Design is a process; this is an idea that’s been drilled into our heads for four years now. At first we deal with the phantom, or as we’ve always named it the concept. Then there’s understanding and organizing the pieces, establishing hierarchies, or as put in words we have heard since day one, creating systems. There is also the part of the process in which we give the project more definition, giving it details. I agree with Mateo that these are different issues that are dealt with during the process in a simplified description, but disagree in the sense that he gave the process a fixed direction. Rather than being linear, I believe the process has more of a roaming path in which back tracking, rethinking, and refinement is part of the iterative process. It never turns out to be linear as future parts of the process inform previous parts of the process.

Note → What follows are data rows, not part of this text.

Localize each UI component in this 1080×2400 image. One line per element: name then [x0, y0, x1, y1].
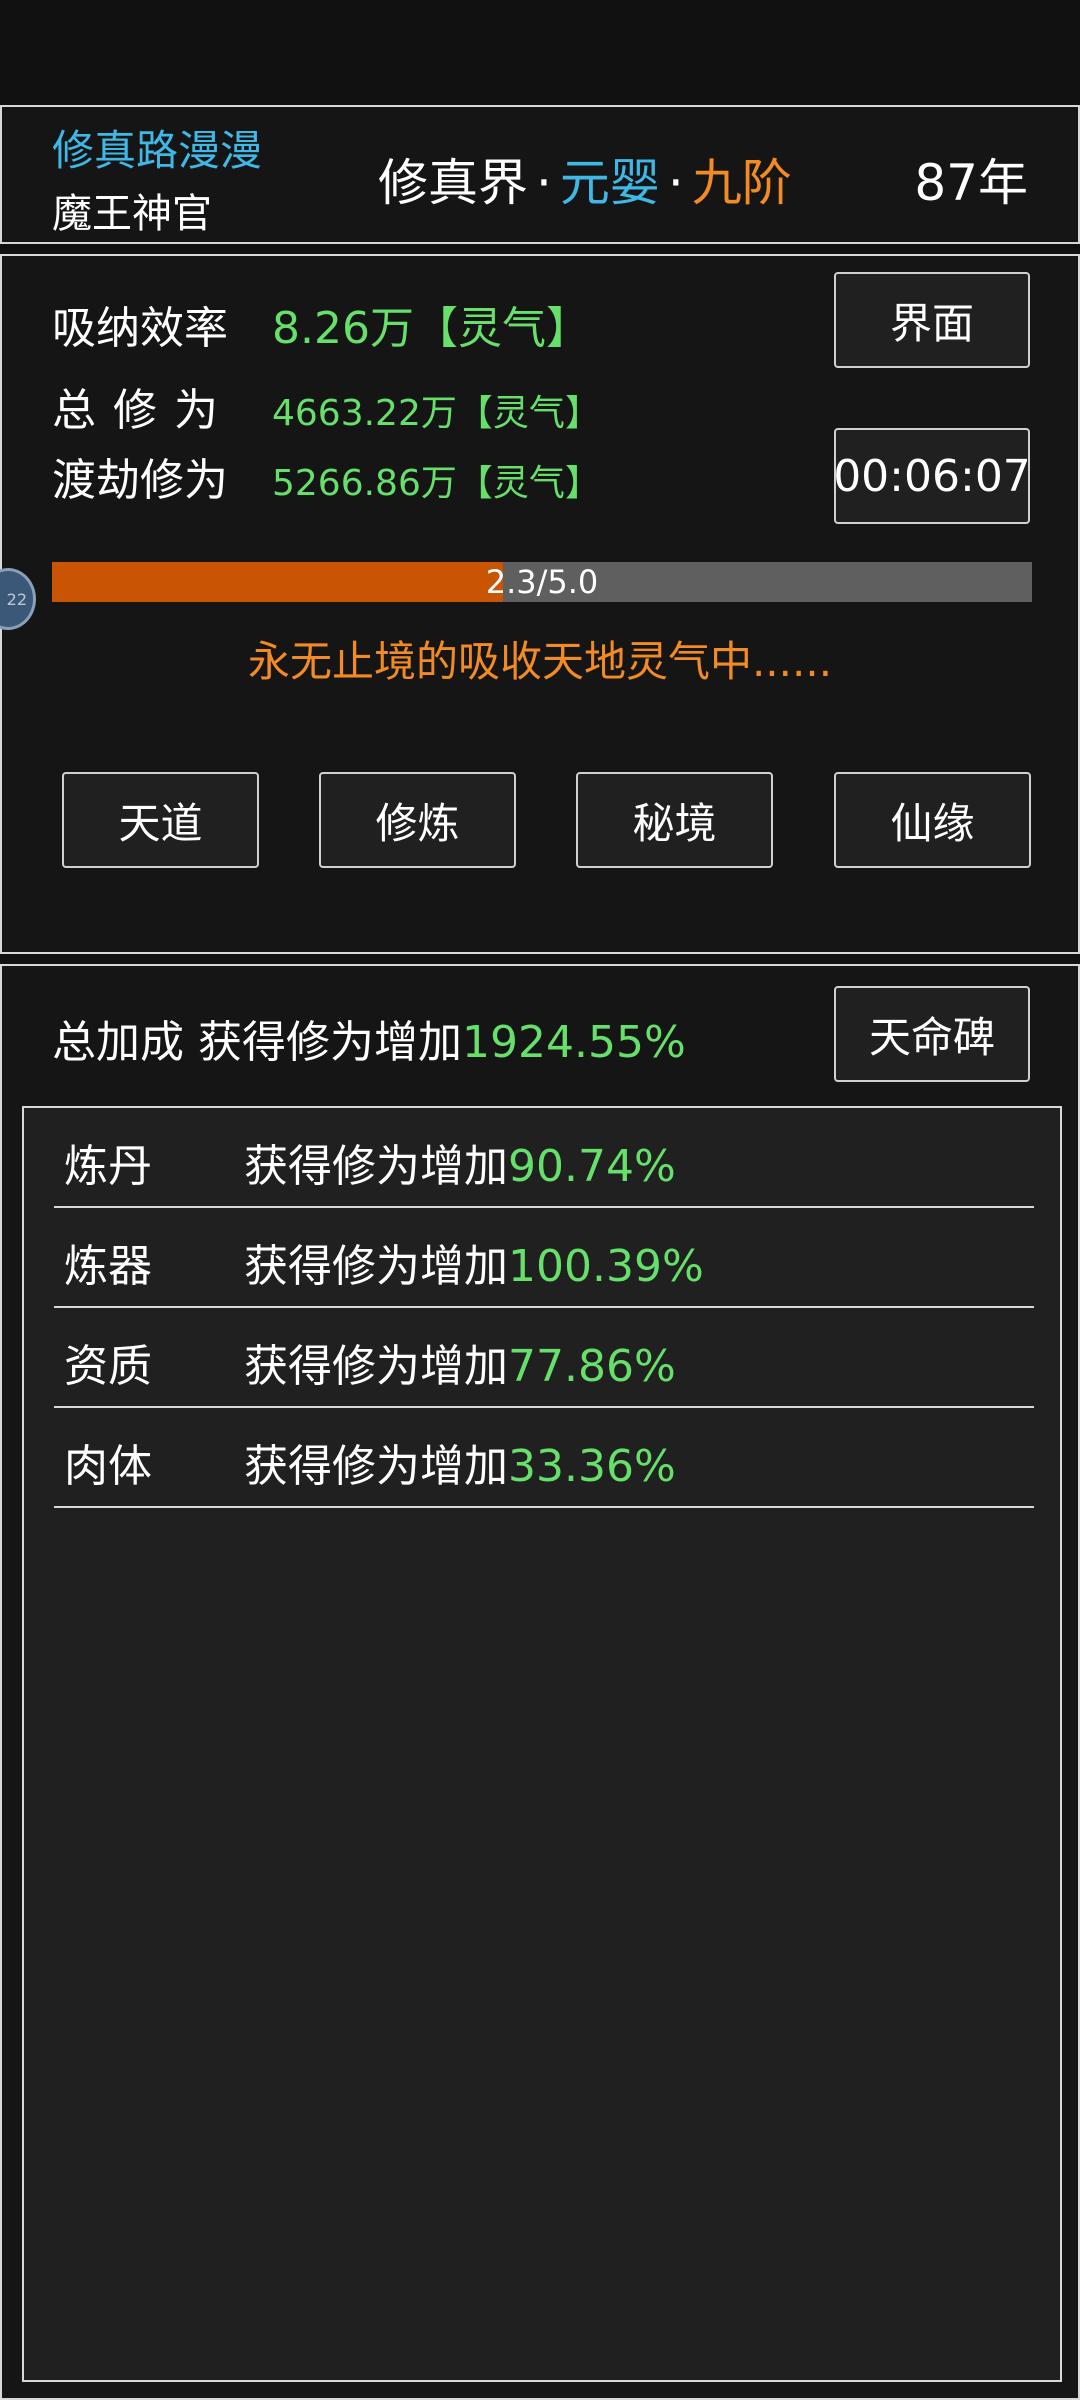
xianyuan-button[interactable]: 仙缘 [834, 772, 1031, 868]
bonus-row-routi: 肉体 获得修为增加33.36% [54, 1408, 1034, 1508]
bonus-desc: 获得修为增加100.39% [244, 1230, 704, 1294]
status-message: 永无止境的吸收天地灵气中...... [247, 637, 833, 686]
progress-text: 2.3/5.0 [485, 563, 599, 601]
realm-separator: · [536, 154, 552, 212]
cultivation-progress-bar: 2.3/5.0 [52, 562, 1032, 602]
bonus-row-zizhi: 资质 获得修为增加77.86% [54, 1308, 1034, 1408]
bonus-row-lianqi: 炼器 获得修为增加100.39% [54, 1208, 1034, 1308]
bonus-value: 90.74% [508, 1141, 676, 1192]
bonus-value: 100.39% [508, 1241, 704, 1292]
realm-level: 九阶 [691, 154, 792, 212]
player-name: 魔王神官 [52, 191, 212, 237]
mijing-button[interactable]: 秘境 [576, 772, 773, 868]
timer-display: 00:06:07 [833, 428, 1031, 524]
bonus-name: 资质 [64, 1341, 152, 1392]
realm-display: 修真界 · 元婴 · 九阶 [378, 143, 792, 215]
destiny-stele-button[interactable]: 天命碑 [834, 986, 1030, 1082]
tribulation-value: 5266.86万【灵气】 [272, 463, 601, 504]
bonus-desc: 获得修为增加33.36% [244, 1430, 676, 1494]
total-cultivation-label: 总修为 [52, 385, 235, 436]
bonus-desc-text: 获得修为增加 [244, 1241, 508, 1292]
tribulation-row: 渡劫修为 5266.86万【灵气】 [52, 444, 601, 508]
bonus-name: 肉体 [64, 1441, 152, 1492]
total-bonus-label: 总加成 获得修为增加 [52, 1017, 462, 1068]
bonus-panel: 总加成 获得修为增加1924.55% 天命碑 炼丹 获得修为增加90.74% 炼… [0, 964, 1080, 2400]
floating-bubble-icon[interactable]: 22 [0, 568, 36, 630]
tribulation-label: 渡劫修为 [52, 455, 228, 506]
game-title: 修真路漫漫 [52, 126, 263, 175]
years-counter: 87年 [914, 154, 1028, 212]
absorb-rate-label: 吸纳效率 [52, 303, 228, 354]
realm-world: 修真界 [378, 154, 528, 212]
bonus-desc-text: 获得修为增加 [244, 1141, 508, 1192]
bonus-desc-text: 获得修为增加 [244, 1441, 508, 1492]
realm-stage: 元婴 [559, 154, 660, 212]
total-cultivation-row: 总修为 4663.22万【灵气】 [52, 374, 601, 438]
bonus-list: 炼丹 获得修为增加90.74% 炼器 获得修为增加100.39% 资质 获得修为… [22, 1106, 1062, 2382]
header-panel: 修真路漫漫 魔王神官 修真界 · 元婴 · 九阶 87年 [0, 105, 1080, 244]
bonus-value: 33.36% [508, 1441, 676, 1492]
total-bonus: 总加成 获得修为增加1924.55% [52, 1006, 686, 1070]
bonus-name: 炼器 [64, 1241, 152, 1292]
cultivation-stats-panel: 吸纳效率 8.26万【灵气】 总修为 4663.22万【灵气】 渡劫修为 5266.8… [0, 254, 1080, 954]
bonus-desc: 获得修为增加77.86% [244, 1330, 676, 1394]
bonus-row-liandan: 炼丹 获得修为增加90.74% [54, 1108, 1034, 1208]
tiandao-button[interactable]: 天道 [62, 772, 259, 868]
total-bonus-value: 1924.55% [462, 1017, 686, 1068]
floating-bubble-text: 22 [6, 589, 27, 609]
interface-button[interactable]: 界面 [834, 272, 1030, 368]
total-cultivation-value: 4663.22万【灵气】 [272, 393, 601, 434]
bonus-desc-text: 获得修为增加 [244, 1341, 508, 1392]
bonus-desc: 获得修为增加90.74% [244, 1130, 676, 1194]
bonus-name: 炼丹 [64, 1141, 152, 1192]
bonus-value: 77.86% [508, 1341, 676, 1392]
xiulian-button[interactable]: 修炼 [319, 772, 516, 868]
realm-separator: · [667, 154, 684, 212]
absorb-rate-row: 吸纳效率 8.26万【灵气】 [52, 292, 590, 356]
absorb-rate-value: 8.26万【灵气】 [272, 303, 590, 354]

As I panic about the idea that I am about to begin a project that is to last me a year and keep me engaged, and allow me to grow a tremendous amount in the direction I chose, along with many other things that go along with doing a thesis, I realize I’m not even sure where to start. How to Draw Up a Project, the title of this text seems misleading. The design process is something we understand; it is something we have been lead through many times. Yet I am still at odds with the idea of how to start. What is the first step in defining a problem for the project to associate with?
Puja...
ReplyDeleteI agree with your reading of Mateo's "How to Draw up a Project", particularly your stance on the linearity of a process. When I think about how a project should progress, I am continually reminded off Doug Cooper's description of how one will learn to draw. Drawing ability will often jump foward with each break-thought and may often stagnate or regress at other times. With a project, these break-throughs often occur accidentally or tangentally. While Mateo maintains that the process should have a fixed direction, the studio experiance is perfect for these chance encounters with inspiration and non-linear progress.
I agree with you Puja, on the fact that the reading made the design process seem like linear destination when it is a crazy form of paths as that all informs each other. The author seemed to put himself into a "straitjacket" by the general process that he keeps himself to, not allowing the steps of the project to inform each other.